A judge's ruling has cleared the way for Bruce’s Beach — a one-time Black-owned beach property that was forcibly sold via eminent domain — to be returned to the family’s descendants.

Last week, Los Angeles Superior Court ruled against attorney Joseph Ryan, representing himself, who sought a writ of mandate to stop the transfer of the Los Angeles County-owned property to the Bruce family descendant. 


What You Need To Know

  • The Los Angeles Superior Court has ruled against an attempt to block LA County from returning a parcel of beachfront land to the descendants of the Black property owners who were forced to sell it via an eminent domain

  • The lawsuit, filed by attorney Joseph Ryan on his own behalf, called the county's plan unconstitutional on multiple counts; the court found the plan to transfer the land to be in the public interest

  • Willa and Charles Bruce purchased the land, in Manhattan Beach, in 1912; Bruce's Lodge was the heart of a growing Black neighborhood, until the city razed the area for a park

  • In 2020, activists publicized the park's history, leading the state and county to work together on legislation to correct the city's actions

 

“Righting a government wrong perpetrated in breach of our core and fundamental constitutional principles works to strengthen governmental integrity, represents accountability in government and works to eliminate structural racism and bias,” Los Angeles Superior Court Judge Mitchell Beckloff wrote in his ruling.

Ryan filed his petition to stop the transfer just a few months after Governor Gavin Newsom approved a state law last year that would allow for Los Angeles County to transfer the property to the Bruce family. He argued that the property transfer would be a gift to the family, which is illegal under state law.

He also argued that the transfer would violate federal law (including the Equal Protection Clause of the U.S. Constitution) and that the eminent domain ruling prevents the county’s decision to transfer the property.

The court disagreed with all of those arguments, finding in part that, according to a state law passed to facilitate the transfer, the county’s action would be in the public interest, contrary to Ryan’s assertion of a public-to-private “gift.”

“As argued by (the county) during its hearing, redressing past acts of discrimination as well as preventing such acts int eh future benefits the whole of the community and its general welfare,” Beckloff’s ruling read.

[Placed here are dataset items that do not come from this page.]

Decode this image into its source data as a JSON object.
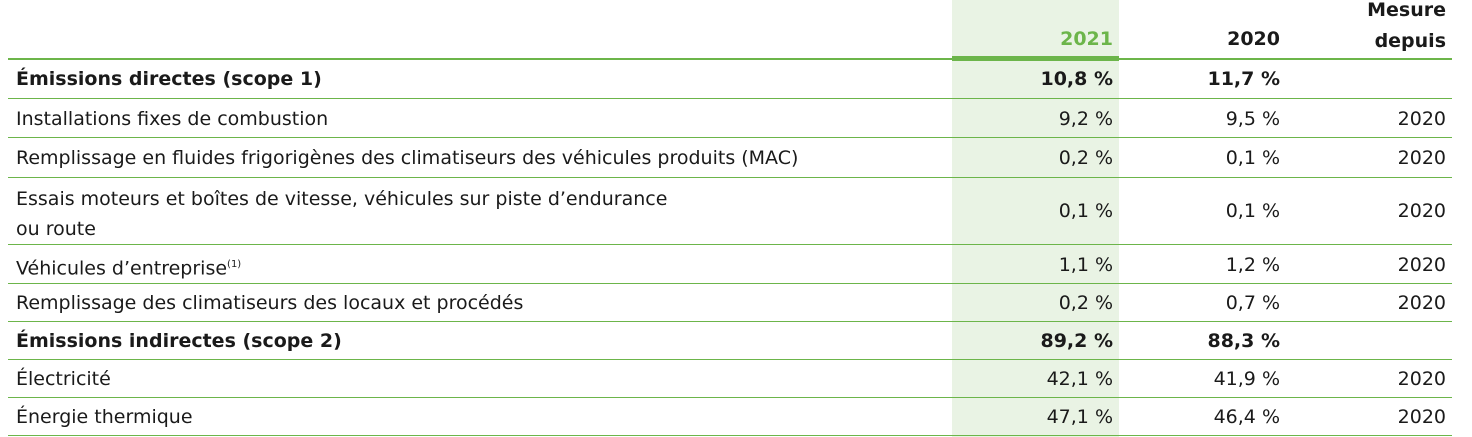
{
  "header": {
    "col_2021": "2021",
    "col_2020": "2020",
    "col_mesure_line1": "Mesure",
    "col_mesure_line2": "depuis"
  },
  "rows": [
    {
      "label": "Émissions directes (scope 1)",
      "v2021": "10,8 %",
      "v2020": "11,7 %",
      "mesure": "",
      "bold": true
    },
    {
      "label": "Installations fixes de combustion",
      "v2021": "9,2 %",
      "v2020": "9,5 %",
      "mesure": "2020"
    },
    {
      "label": "Remplissage en fluides frigorigènes des climatiseurs des véhicules produits (MAC)",
      "v2021": "0,2 %",
      "v2020": "0,1 %",
      "mesure": "2020"
    },
    {
      "label_line1": "Essais moteurs et boîtes de vitesse, véhicules sur piste d’endurance",
      "label_line2": "ou route",
      "v2021": "0,1 %",
      "v2020": "0,1 %",
      "mesure": "2020"
    },
    {
      "label": "Véhicules d’entreprise",
      "note": "(1)",
      "v2021": "1,1 %",
      "v2020": "1,2 %",
      "mesure": "2020"
    },
    {
      "label": "Remplissage des climatiseurs des locaux et procédés",
      "v2021": "0,2 %",
      "v2020": "0,7 %",
      "mesure": "2020"
    },
    {
      "label": "Émissions indirectes (scope 2)",
      "v2021": "89,2 %",
      "v2020": "88,3 %",
      "mesure": "",
      "bold": true
    },
    {
      "label": "Électricité",
      "v2021": "42,1 %",
      "v2020": "41,9 %",
      "mesure": "2020"
    },
    {
      "label": "Énergie thermique",
      "v2021": "47,1 %",
      "v2020": "46,4 %",
      "mesure": "2020"
    }
  ],
  "colors": {
    "accent_green": "#6cb54a",
    "highlight_bg": "#e9f3e4",
    "text": "#1a1a1a"
  }
}
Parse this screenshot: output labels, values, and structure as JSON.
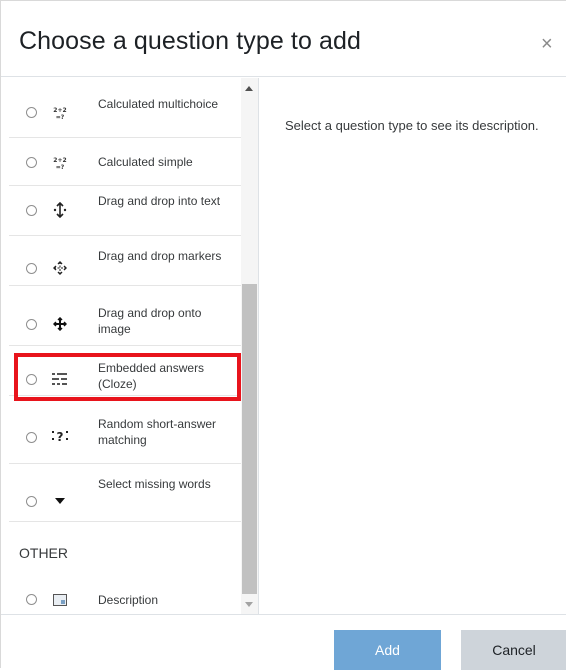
{
  "dialog": {
    "title": "Choose a question type to add",
    "close_symbol": "×"
  },
  "options": [
    {
      "label": "Calculated multichoice",
      "icon": "calculated-multichoice-icon"
    },
    {
      "label": "Calculated simple",
      "icon": "calculated-simple-icon"
    },
    {
      "label": "Drag and drop into text",
      "icon": "drag-drop-text-icon"
    },
    {
      "label": "Drag and drop markers",
      "icon": "drag-drop-markers-icon"
    },
    {
      "label": "Drag and drop onto image",
      "icon": "drag-drop-image-icon"
    },
    {
      "label": "Embedded answers (Cloze)",
      "icon": "cloze-icon",
      "highlighted": true
    },
    {
      "label": "Random short-answer matching",
      "icon": "random-match-icon"
    },
    {
      "label": "Select missing words",
      "icon": "select-missing-words-icon"
    }
  ],
  "other": {
    "heading": "OTHER",
    "items": [
      {
        "label": "Description",
        "icon": "description-icon"
      }
    ]
  },
  "description": {
    "text": "Select a question type to see its description."
  },
  "footer": {
    "add_label": "Add",
    "cancel_label": "Cancel"
  },
  "colors": {
    "highlight": "#e8141c",
    "add_button": "#6fa6d6",
    "cancel_button": "#ced4da"
  }
}
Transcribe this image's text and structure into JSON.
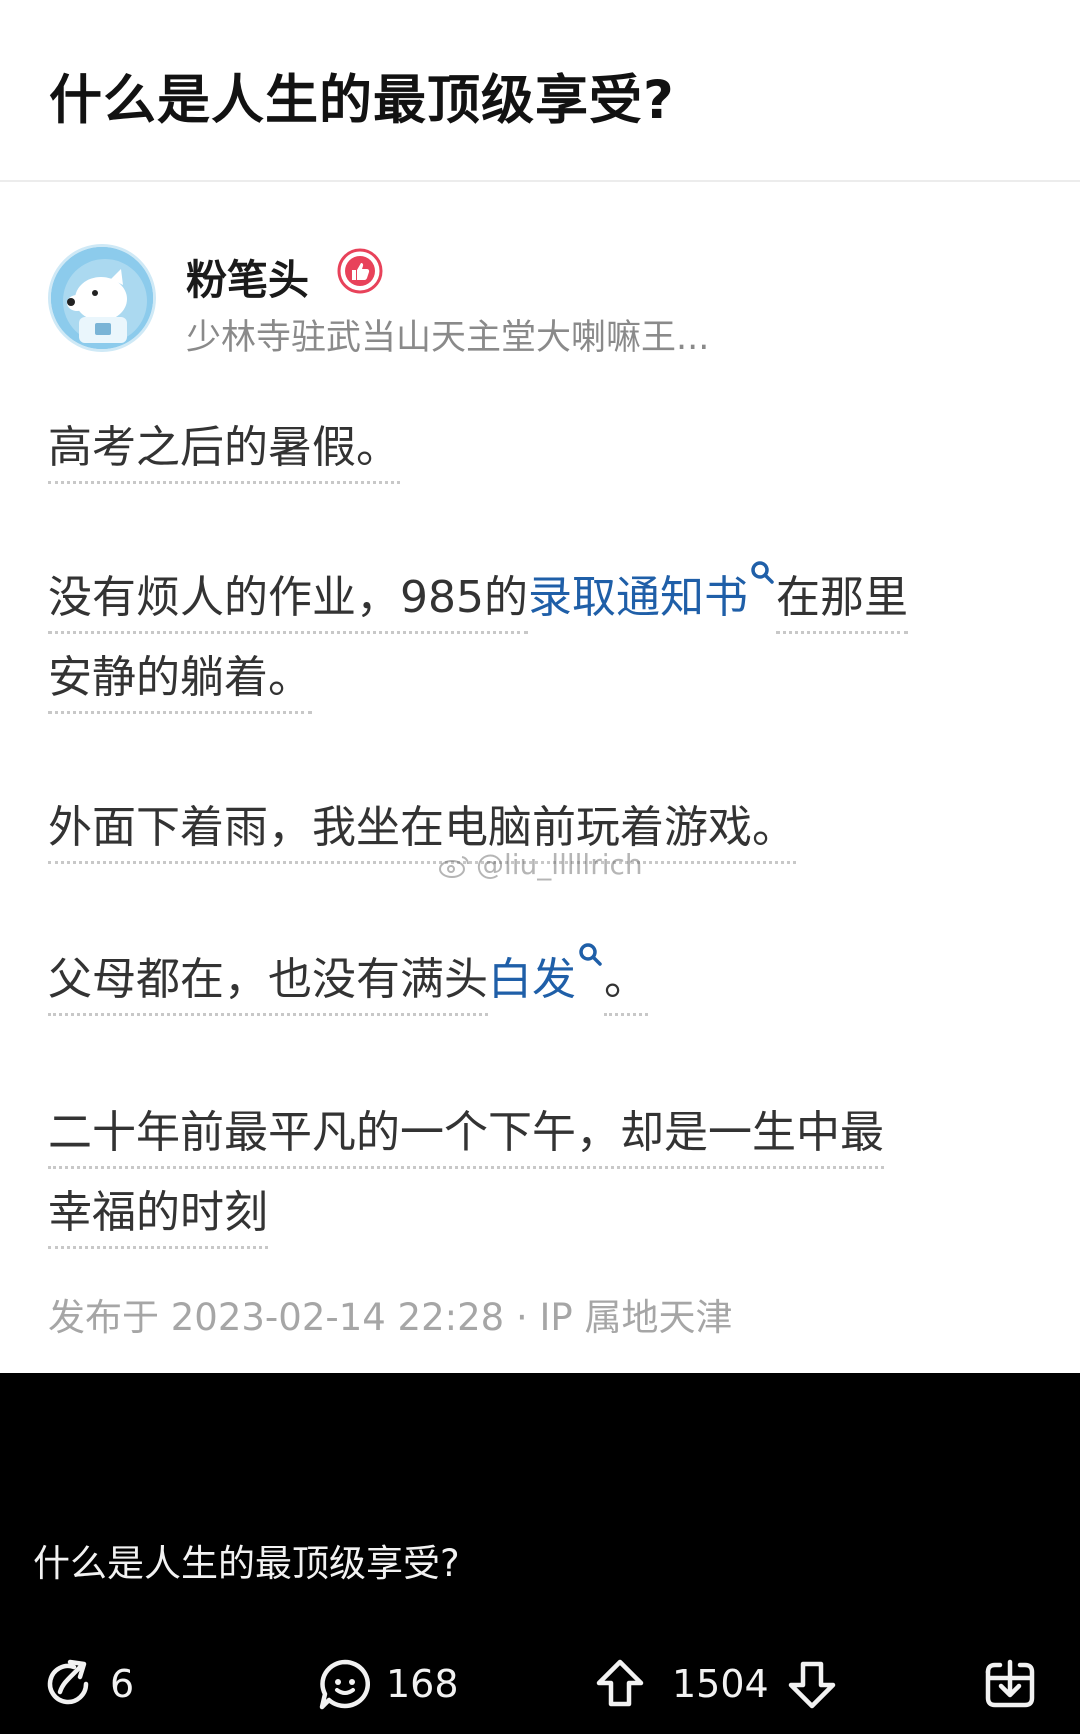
{
  "question": {
    "title": "什么是人生的最顶级享受?"
  },
  "answer": {
    "author": {
      "name": "粉笔头",
      "bio": "少林寺驻武当山天主堂大喇嘛王..."
    },
    "paragraphs": [
      [
        "高考之后的暑假。"
      ],
      [
        "没有烦人的作业，985的",
        "录取通知书",
        "在那里",
        "安静的躺着。"
      ],
      [
        "外面下着雨，我坐在电脑前玩着游戏。"
      ],
      [
        "父母都在，也没有满头",
        "白发",
        "。"
      ],
      [
        "二十年前最平凡的一个下午，却是一生中最",
        "幸福的时刻"
      ]
    ],
    "meta": "发布于 2023-02-14 22:28 · IP 属地天津",
    "watermark": "@liu_lllllrich"
  },
  "feed": {
    "caption": "什么是人生的最顶级享受?",
    "actions": {
      "share_count": "6",
      "comment_count": "168",
      "upvote_count": "1504"
    }
  },
  "colors": {
    "link": "#1f5fa8",
    "body_text": "#333333",
    "meta_text": "#a6a6a6",
    "badge": "#e8425a",
    "feed_background": "#000000"
  },
  "icons": {
    "badge": "thumbs-up-badge-icon",
    "search": "search-icon",
    "share": "share-icon",
    "comment": "comment-icon",
    "upvote": "upvote-arrow-icon",
    "downvote": "downvote-arrow-icon",
    "save": "download-icon"
  }
}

In 1912, Willa and Charles Bruce purchased the first of two ocean-front lots in Manhattan Beach, building “Bruce’s Lodge,” an ocean-front resort intended for Black beachgoers — a necessity during a time when beaches were all but segregated by racist practices, if not law. It was among the first Black-friendly resorts in Southern California.

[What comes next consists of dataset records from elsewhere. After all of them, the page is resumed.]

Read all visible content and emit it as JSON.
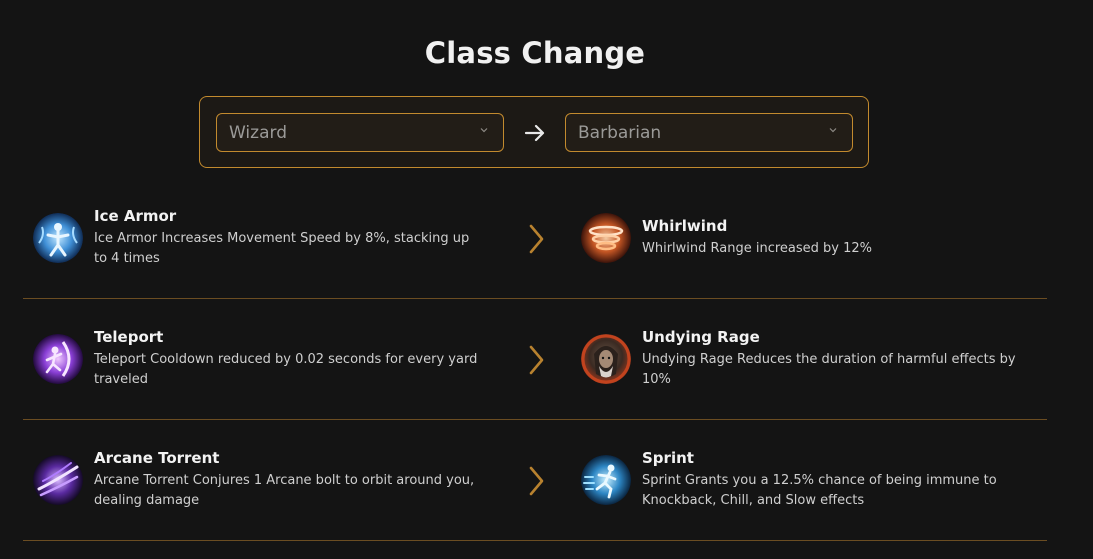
{
  "title": "Class Change",
  "class_select": {
    "from": "Wizard",
    "to": "Barbarian"
  },
  "colors": {
    "accent": "#c28a2e",
    "background": "#141414",
    "divider": "#6b4d22"
  },
  "rows": [
    {
      "from": {
        "name": "Ice Armor",
        "description": "Ice Armor Increases Movement Speed by 8%, stacking up to 4 times",
        "icon": "ice-armor-icon"
      },
      "to": {
        "name": "Whirlwind",
        "description": "Whirlwind Range increased by 12%",
        "icon": "whirlwind-icon"
      }
    },
    {
      "from": {
        "name": "Teleport",
        "description": "Teleport Cooldown reduced by 0.02 seconds for every yard traveled",
        "icon": "teleport-icon"
      },
      "to": {
        "name": "Undying Rage",
        "description": "Undying Rage Reduces the duration of harmful effects by 10%",
        "icon": "undying-rage-icon"
      }
    },
    {
      "from": {
        "name": "Arcane Torrent",
        "description": "Arcane Torrent Conjures 1 Arcane bolt to orbit around you, dealing damage",
        "icon": "arcane-torrent-icon"
      },
      "to": {
        "name": "Sprint",
        "description": "Sprint Grants you a 12.5% chance of being immune to Knockback, Chill, and Slow effects",
        "icon": "sprint-icon"
      }
    }
  ]
}
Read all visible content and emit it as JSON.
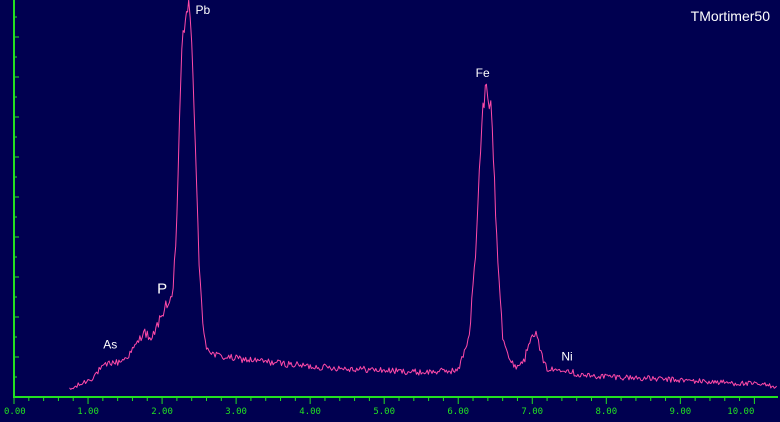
{
  "chart_data": {
    "type": "line",
    "title": "",
    "xlabel": "",
    "ylabel": "",
    "watermark": "TMortimer50",
    "xlim": [
      0,
      10.3
    ],
    "ylim": [
      0,
      100
    ],
    "x_ticks": [
      "0.00",
      "1.00",
      "2.00",
      "3.00",
      "4.00",
      "5.00",
      "6.00",
      "7.00",
      "8.00",
      "9.00",
      "10.00"
    ],
    "grid": false,
    "colors": {
      "background": "#000050",
      "axis": "#22e022",
      "line": "#ff4aa8",
      "labels": "#ffffff"
    },
    "series": [
      {
        "x": [
          0.75,
          0.85,
          0.95,
          1.05,
          1.15,
          1.22,
          1.3,
          1.4,
          1.5,
          1.6,
          1.7,
          1.75,
          1.8,
          1.85,
          1.9,
          1.95,
          2.0,
          2.05,
          2.1,
          2.15,
          2.2,
          2.25,
          2.3,
          2.33,
          2.36,
          2.4,
          2.45,
          2.5,
          2.55,
          2.6,
          2.7,
          2.8,
          3.0,
          3.5,
          4.0,
          4.5,
          5.0,
          5.5,
          6.0,
          6.15,
          6.25,
          6.32,
          6.38,
          6.42,
          6.46,
          6.52,
          6.6,
          6.7,
          6.8,
          6.9,
          6.95,
          7.0,
          7.05,
          7.1,
          7.15,
          7.2,
          7.3,
          7.4,
          7.5,
          7.6,
          7.8,
          8.0,
          8.5,
          9.0,
          9.5,
          10.0,
          10.3
        ],
        "values": [
          1,
          2,
          3,
          4,
          6,
          7,
          8,
          8,
          9,
          11,
          14,
          16,
          15,
          13,
          16,
          18,
          20,
          23,
          22,
          26,
          45,
          80,
          93,
          99,
          97,
          88,
          65,
          32,
          18,
          12,
          10,
          9.5,
          9,
          8,
          7,
          6.5,
          6,
          5.5,
          6,
          15,
          40,
          70,
          78,
          75,
          68,
          40,
          15,
          8,
          7,
          9,
          13,
          16,
          15,
          12,
          8,
          6.5,
          6,
          6.5,
          6,
          5,
          4.5,
          4.5,
          4,
          3.5,
          3,
          2.5,
          2
        ]
      }
    ],
    "annotations": [
      {
        "label": "As",
        "x": 1.3,
        "y": 11.5,
        "size": "small"
      },
      {
        "label": "P",
        "x": 2.0,
        "y": 25.5,
        "size": "large"
      },
      {
        "label": "Pb",
        "x": 2.55,
        "y": 96.5,
        "size": "small"
      },
      {
        "label": "Fe",
        "x": 6.33,
        "y": 80.5,
        "size": "small"
      },
      {
        "label": "Ni",
        "x": 7.47,
        "y": 8.5,
        "size": "small"
      }
    ]
  }
}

By the early 1920s, the city of Manhattan Beach moved to seize three city blocks, purportedly to build a park. The Bruces were compelled to sell their property, as were a handful of other Black landowners, all of whom made improvements on their lots. (Though White landowners were included in the proceedings, none had built structures on their properties.)

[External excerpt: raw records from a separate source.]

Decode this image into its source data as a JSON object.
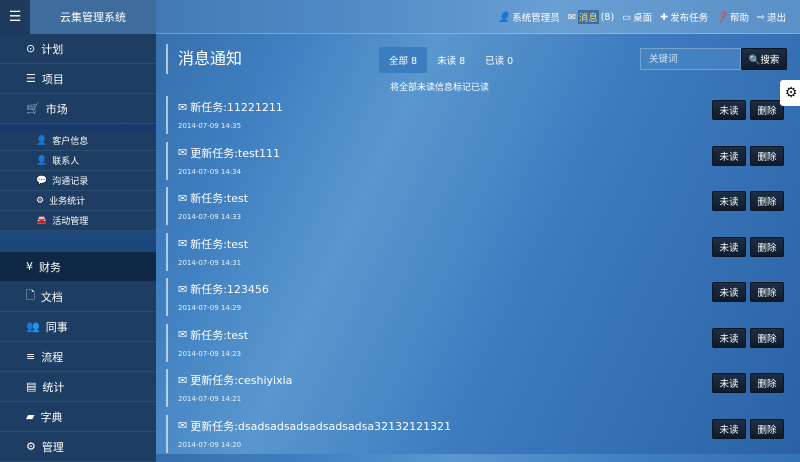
{
  "app": {
    "title": "云集管理系统"
  },
  "topnav": {
    "user": "系统管理员",
    "messages": "消息",
    "msg_count": "(8)",
    "desktop": "桌面",
    "publish": "发布任务",
    "help": "帮助",
    "logout": "退出"
  },
  "sidebar": {
    "items": [
      {
        "label": "计划",
        "icon": "clock"
      },
      {
        "label": "项目",
        "icon": "list"
      },
      {
        "label": "市场",
        "icon": "cart"
      }
    ],
    "sub": [
      {
        "label": "客户信息",
        "icon": "user"
      },
      {
        "label": "联系人",
        "icon": "user"
      },
      {
        "label": "沟通记录",
        "icon": "comments"
      },
      {
        "label": "业务统计",
        "icon": "cogs"
      },
      {
        "label": "活动管理",
        "icon": "car"
      }
    ],
    "items2": [
      {
        "label": "财务",
        "icon": "yen"
      },
      {
        "label": "文档",
        "icon": "file"
      },
      {
        "label": "同事",
        "icon": "group"
      },
      {
        "label": "流程",
        "icon": "tasks"
      },
      {
        "label": "统计",
        "icon": "chart"
      },
      {
        "label": "字典",
        "icon": "book"
      },
      {
        "label": "管理",
        "icon": "cog"
      }
    ]
  },
  "main": {
    "title": "消息通知",
    "tabs": [
      "全部 8",
      "未读 8",
      "已读 0"
    ],
    "mark_all": "将全部未读信息标记已读",
    "search_placeholder": "关键词",
    "search_button": "搜索",
    "messages": [
      {
        "title": "新任务:11221211",
        "date": "2014-07-09 14:35"
      },
      {
        "title": "更新任务:test111",
        "date": "2014-07-09 14:34"
      },
      {
        "title": "新任务:test",
        "date": "2014-07-09 14:33"
      },
      {
        "title": "新任务:test",
        "date": "2014-07-09 14:31"
      },
      {
        "title": "新任务:123456",
        "date": "2014-07-09 14:29"
      },
      {
        "title": "新任务:test",
        "date": "2014-07-09 14:23"
      },
      {
        "title": "更新任务:ceshiyixia",
        "date": "2014-07-09 14:21"
      },
      {
        "title": "更新任务:dsadsadsadsadsadsadsa32132121321",
        "date": "2014-07-09 14:20"
      }
    ],
    "unread_label": "未读",
    "delete_label": "删除"
  }
}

Though the land was graded and plans for a park were printed, a park was not developed at the site for decades according to a local historian. Eventually, through a series of land deals, control of the Bruce family parcels transferred from the city to the state to LA County, where parking lots and a lifeguard training center were built.

Amid the racial justice protests of the summer of 2020, in the aftermath of the murder of George Floyd, activists began calling for the land to be restored to the Bruce family descendants; before long, LA County officials and state legislators championed their efforts, eventually leading to the bill Newsom signed by the beach in September.

In his filings before the court, Ryan argued that “objectively indisputable” facts stated that Manhattan Beach did not discriminate against the Bruces. However, that discrimination was proven by a number of contemporary sources, including a news article written by a former Manhattan Beach trustee who admitted that he hand his colleagues acted to prevent the “Negro problem” from impeding the city’s progress.

Ryan was previously the subject of local news articles for his insistence on flying the Confederate battle flag as a “reminder” of the country’s racial history.

“I don’t really give a damn about the politics of liberal idiots who want to look at that flag and say, ‘oh that’s racist,’” Ryan told the Daily Breeze newspaper. “The last person you can call a racist is me.”

Ryan has not responded to a request for comment from Spectrum News.